Domestic oversupply, imports, energy costs, the shape of new farm legislation — you name it — they're all bitter challenges to the California sugar beet industry.

Ben Goodwin, executive manager of the California Beet Growers Association in Stockton, in the association's annual report, profiled the times his growers face, starting with the impact of closures of plants in Woodland and Tracy after the fall 2000 campaign.

Noting that the closures mean loss of beet production valued at more than $66 million, or more than half the statewide value of the crop in 1998, Goodwin said they were more devastating than other refinery closures occurring since 1990.

“In previous closures, there had been consolidation, and if a grower's plant closed, he had an opportunity to contract with another facility. Those who did not opt to plant beets planted another crop; there were a number of options.”

Not so with the Woodland and Tracy plants. Goodwin said the closures left 300 growers without the option of growing beets at the same time as tomato processors were struggling with their futures, grain and corn prices were very low, and the bankruptcy of the Tri Valley Growers cooperative impaired the farming economy around the plants.

35 tons per acre

The remaining California industry, served by sugar plants in Brawley and Mendota, will likely reap higher yields, more than 35 tons to the acre with sugar content close to a 16 percent average, Goodwin predicted.

But that's not good news either, since the national market is already oversupplied. U.S. sugar output, from both cane and beet, has risen by a yearly average of 2.9 percent during the past 15 years. Yet consumption has increased at only 1.9 percent each year.

Typically, when the stocks-to-use ratio for sugar is below 15.5 percent, Goodwin said, sugar pricing improves. USDA, however, estimates the ratio at well over that mark: an estimated 22 percent for 1999/2000 and a projected 20 percent for 2000/2001.

‘Stuffed molasses’

An estimated 13,000 tons of “stuffed molasses” moving from Canada through customs loopholes compounds the oversupply, while the U.S. industry seeks relief in court.

Energy costs continue to constrict growers. Goodwin said although beet growers considered purchasing the Woodland or Tracy plants, skyrocketing costs of natural gas prevented it.

Beet growers also suffered from the diesel fuel surcharge from truckers. “To date,” Goodwin said, “the surcharge has been borne by growers who have no means to pass it on to their customers. Sugar beet growers have had to bear the burden of increased energy costs in their field operation as they planted, cultivated, irrigated, and harvested their sugar beet acreage.”

As Congress approaches new farm legislation, Luther Markwart, executive vice president of the American Sugarbeet Growers Association, accounted for some of the causes of the present situation for the U.S. sugar industry.

He said the 1996 “Freedom-to-Farm” bill was considered by Congress to be the last farm bill for production agriculture and visualized farmers afterward would rely almost entirely on domestic and foreign markets.

While the idea looked good on paper, he said, it did not stand up well as domestic production soared and foreign markets crashed.

Markwart called for a new policy to act on three fronts.

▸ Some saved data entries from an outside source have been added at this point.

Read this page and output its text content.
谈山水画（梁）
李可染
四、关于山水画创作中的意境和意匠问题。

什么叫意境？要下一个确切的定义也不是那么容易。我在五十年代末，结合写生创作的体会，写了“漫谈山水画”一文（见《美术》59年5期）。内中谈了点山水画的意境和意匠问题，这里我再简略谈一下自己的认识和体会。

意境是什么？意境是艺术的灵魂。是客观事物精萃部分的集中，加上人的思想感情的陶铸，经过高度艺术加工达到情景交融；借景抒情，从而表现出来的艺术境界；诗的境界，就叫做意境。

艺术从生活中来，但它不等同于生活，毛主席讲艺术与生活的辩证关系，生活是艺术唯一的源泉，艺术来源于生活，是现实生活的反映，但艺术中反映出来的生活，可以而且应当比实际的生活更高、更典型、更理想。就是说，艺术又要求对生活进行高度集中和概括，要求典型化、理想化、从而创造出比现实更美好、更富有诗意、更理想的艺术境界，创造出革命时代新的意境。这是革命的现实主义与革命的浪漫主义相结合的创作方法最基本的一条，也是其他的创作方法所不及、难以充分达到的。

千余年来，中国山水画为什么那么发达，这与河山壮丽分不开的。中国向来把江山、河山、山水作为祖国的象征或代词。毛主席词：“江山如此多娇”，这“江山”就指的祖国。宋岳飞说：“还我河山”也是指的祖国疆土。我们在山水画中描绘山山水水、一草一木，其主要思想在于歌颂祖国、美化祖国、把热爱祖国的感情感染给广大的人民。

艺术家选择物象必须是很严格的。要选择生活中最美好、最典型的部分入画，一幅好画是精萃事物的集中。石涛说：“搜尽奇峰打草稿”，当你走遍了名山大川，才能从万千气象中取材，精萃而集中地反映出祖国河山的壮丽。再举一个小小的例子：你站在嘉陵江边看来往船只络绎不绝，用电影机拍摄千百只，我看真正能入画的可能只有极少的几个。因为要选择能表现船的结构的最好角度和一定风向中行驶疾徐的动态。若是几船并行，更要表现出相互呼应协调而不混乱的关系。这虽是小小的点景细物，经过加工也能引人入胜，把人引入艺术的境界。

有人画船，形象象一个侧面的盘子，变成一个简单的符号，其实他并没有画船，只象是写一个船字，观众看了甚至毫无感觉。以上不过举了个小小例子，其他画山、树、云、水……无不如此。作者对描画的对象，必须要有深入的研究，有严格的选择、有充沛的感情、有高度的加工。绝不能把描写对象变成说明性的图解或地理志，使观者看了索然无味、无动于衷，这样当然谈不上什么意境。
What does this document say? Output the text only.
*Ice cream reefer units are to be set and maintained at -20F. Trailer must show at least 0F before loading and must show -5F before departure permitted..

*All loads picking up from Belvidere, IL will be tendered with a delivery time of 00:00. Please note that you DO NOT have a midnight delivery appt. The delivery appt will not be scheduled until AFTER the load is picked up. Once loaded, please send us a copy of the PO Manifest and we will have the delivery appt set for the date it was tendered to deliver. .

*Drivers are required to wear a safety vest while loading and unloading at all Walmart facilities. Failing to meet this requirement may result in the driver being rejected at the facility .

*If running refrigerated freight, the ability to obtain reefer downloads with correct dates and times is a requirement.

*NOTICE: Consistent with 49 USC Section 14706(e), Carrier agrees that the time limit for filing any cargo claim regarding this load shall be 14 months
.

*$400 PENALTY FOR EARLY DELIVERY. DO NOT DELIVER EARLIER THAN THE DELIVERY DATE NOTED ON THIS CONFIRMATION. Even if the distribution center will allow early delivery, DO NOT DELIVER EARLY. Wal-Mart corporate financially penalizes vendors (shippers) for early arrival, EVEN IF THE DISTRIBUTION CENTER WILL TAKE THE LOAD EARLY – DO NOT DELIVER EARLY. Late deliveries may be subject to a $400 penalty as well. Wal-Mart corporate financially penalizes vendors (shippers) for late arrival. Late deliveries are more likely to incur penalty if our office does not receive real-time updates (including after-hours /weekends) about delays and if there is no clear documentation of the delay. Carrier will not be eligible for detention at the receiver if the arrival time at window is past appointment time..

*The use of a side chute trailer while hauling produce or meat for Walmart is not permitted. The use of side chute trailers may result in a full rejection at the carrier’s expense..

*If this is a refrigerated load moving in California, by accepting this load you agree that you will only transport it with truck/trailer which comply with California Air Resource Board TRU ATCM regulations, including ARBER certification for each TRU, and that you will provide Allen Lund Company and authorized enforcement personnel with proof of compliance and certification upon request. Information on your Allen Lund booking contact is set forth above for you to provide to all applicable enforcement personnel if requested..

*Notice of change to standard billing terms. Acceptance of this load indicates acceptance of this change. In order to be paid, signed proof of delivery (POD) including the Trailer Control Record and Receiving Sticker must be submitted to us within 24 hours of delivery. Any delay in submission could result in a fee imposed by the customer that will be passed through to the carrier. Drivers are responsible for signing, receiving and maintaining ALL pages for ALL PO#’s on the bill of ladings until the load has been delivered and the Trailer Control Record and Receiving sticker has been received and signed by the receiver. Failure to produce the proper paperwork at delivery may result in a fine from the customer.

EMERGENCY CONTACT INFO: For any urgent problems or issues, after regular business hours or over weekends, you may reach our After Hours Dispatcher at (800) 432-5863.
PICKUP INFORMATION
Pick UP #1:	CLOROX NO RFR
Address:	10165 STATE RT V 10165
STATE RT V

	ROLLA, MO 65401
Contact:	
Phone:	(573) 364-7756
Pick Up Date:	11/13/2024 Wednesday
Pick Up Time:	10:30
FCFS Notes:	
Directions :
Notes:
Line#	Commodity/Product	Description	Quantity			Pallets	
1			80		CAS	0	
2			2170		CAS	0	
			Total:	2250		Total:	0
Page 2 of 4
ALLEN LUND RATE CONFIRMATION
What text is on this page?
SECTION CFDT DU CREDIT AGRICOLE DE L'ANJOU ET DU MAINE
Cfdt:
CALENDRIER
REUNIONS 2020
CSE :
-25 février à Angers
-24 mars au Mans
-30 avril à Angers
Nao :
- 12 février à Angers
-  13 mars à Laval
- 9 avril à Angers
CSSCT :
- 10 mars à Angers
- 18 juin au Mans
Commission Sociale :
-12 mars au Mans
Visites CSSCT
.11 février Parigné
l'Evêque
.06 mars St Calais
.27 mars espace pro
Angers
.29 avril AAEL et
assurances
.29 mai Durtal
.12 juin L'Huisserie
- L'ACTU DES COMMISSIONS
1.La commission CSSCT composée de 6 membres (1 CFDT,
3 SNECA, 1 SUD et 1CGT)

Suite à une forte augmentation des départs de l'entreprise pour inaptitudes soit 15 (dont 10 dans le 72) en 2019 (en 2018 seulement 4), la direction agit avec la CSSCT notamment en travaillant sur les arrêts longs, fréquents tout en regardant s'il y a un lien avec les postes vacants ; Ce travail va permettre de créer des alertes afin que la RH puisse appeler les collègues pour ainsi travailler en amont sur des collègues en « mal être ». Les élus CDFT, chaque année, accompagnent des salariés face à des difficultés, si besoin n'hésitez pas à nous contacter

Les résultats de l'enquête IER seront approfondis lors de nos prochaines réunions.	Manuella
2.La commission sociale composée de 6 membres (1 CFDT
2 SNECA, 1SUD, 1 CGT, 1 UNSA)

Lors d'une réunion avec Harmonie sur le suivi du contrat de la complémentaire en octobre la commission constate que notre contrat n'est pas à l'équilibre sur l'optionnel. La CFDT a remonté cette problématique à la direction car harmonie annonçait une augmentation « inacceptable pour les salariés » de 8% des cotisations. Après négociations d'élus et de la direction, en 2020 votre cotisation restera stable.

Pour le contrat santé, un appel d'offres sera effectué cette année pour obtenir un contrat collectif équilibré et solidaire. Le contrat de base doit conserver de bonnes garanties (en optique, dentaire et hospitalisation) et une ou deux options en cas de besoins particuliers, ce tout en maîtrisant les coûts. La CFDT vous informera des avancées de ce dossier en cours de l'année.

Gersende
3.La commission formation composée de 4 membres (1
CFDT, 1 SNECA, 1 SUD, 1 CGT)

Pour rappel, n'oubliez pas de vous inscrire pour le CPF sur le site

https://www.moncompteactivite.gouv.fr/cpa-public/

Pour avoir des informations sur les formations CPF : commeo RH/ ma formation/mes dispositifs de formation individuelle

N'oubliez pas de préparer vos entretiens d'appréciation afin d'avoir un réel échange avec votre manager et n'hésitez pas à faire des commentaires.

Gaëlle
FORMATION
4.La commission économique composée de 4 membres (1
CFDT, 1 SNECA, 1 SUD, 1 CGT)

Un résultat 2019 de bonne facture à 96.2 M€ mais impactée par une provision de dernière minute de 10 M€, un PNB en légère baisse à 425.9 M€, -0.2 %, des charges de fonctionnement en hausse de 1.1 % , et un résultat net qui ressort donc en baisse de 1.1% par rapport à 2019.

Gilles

First, maintain and increase demand for sugar, including overcoming critics who claim sugar, and not a sedentary lifestyle, is responsible for obesity.

Second, control of costs of production, through ownership of the industry by farmers, continued availability of farm chemicals, biotechnology, and repeal of the marketing assessment charged producers.

Third, and the most difficult, he said, is balancing supply with demand.

Markwart added that if imports cannot be controlled, domestic production restrictions or limitations could easily become a noose for the American industry.